What is your job title today? How is your daily routine? 

I now work as an independent journalist, DoP (“Chef Op” in French), drone pilot, visual consultant for NGOs, and director. As a video journalist, I cover Turkey and the region for French and international media. I film and direct short documentaries, I also collaborate with NGOs on their visual campaigns (video, social media), and I am a licensed drone pilot, with experience in documentary shootings. I can say that I have no daily routine. Every week is different. I can be covering a story in Istanbul or at the other end of a country, or editing a video, or on a reporting trip abroad. Some days, like today, are quieter: I can just work from home/café and do some research on story ideas.
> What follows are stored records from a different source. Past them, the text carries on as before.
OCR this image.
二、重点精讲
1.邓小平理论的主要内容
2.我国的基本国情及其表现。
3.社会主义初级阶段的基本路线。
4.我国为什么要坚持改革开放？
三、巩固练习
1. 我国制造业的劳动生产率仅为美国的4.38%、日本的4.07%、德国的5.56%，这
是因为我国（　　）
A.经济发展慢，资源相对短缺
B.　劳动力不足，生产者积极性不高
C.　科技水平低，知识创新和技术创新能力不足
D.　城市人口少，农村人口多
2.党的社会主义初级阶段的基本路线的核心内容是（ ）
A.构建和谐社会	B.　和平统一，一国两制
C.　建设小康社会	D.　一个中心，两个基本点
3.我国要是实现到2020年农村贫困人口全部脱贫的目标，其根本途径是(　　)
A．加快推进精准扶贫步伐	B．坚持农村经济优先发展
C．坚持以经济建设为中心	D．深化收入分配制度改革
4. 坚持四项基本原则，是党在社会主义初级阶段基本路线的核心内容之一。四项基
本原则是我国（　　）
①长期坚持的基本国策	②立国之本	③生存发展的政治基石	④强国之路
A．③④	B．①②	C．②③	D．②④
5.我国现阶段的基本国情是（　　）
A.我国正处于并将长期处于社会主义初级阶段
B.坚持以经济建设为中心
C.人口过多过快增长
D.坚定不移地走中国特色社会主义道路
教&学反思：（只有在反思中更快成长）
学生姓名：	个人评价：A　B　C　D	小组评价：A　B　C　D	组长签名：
One thing has been constant though: practicing sports (running, swimming) has helped me navigate (successfully, I hope!) the stress associated with the job.

What were the main takeaways from your degree?

The dual degree EDJ/ Columbia Journalism school was great to me because it allows to experience both curricula and both cities. The two schools are very complementary. In Paris, I learnt the basics of reporting and writing with journalists for national newspapers, I learnt how to edit and structure a TV story with broadcast journalists, dabbled in writing for a wire service with the AFP, and so on. At Columbia, I could explore further the things I liked (foreign reporting, photojournalism, short docs) and focus on some key aspects of my profile. I already knew some classes I wanted to attend (“China reporting”, for example). New York, with all its diversity, was my newsroom: there was nothing more exciting than this for an aspiring foreign correspondent.

What memories did you keep from your school, your cohort, your teachers?  

I studied with professors I admire and still keep in touch with. Some students became lifelong friends; some became a source of pride and inspiration. I also remember not counting the hours spent in the editing suites finishing a project, because journalism, after all, is a “labor of love.” My fellow students and I were not sure what would happen after graduation, but we were all in this together.

What advice could you give to a student who would like to become a journalist?

I would advise, for an aspiring foreign correspondent, to master the language of the country you live in. You cannot really pretend to cover a country if you rely on someone else all the time. Also, I would advise to study (it does not have to lead to a degree) something else besides journalism. It can be anything: history, medicine, or even accounting! Journalism was not my first degree. I studied international relations and Chinese, then journalism. You never know when this extra expertise can come in handy. The media world is going through such a crisis of trust, more and more people doubt our honesty or reliability (especially in foreign reporting), that in the future, we can only prove this trend wrong by doubling down on our areas of expertise.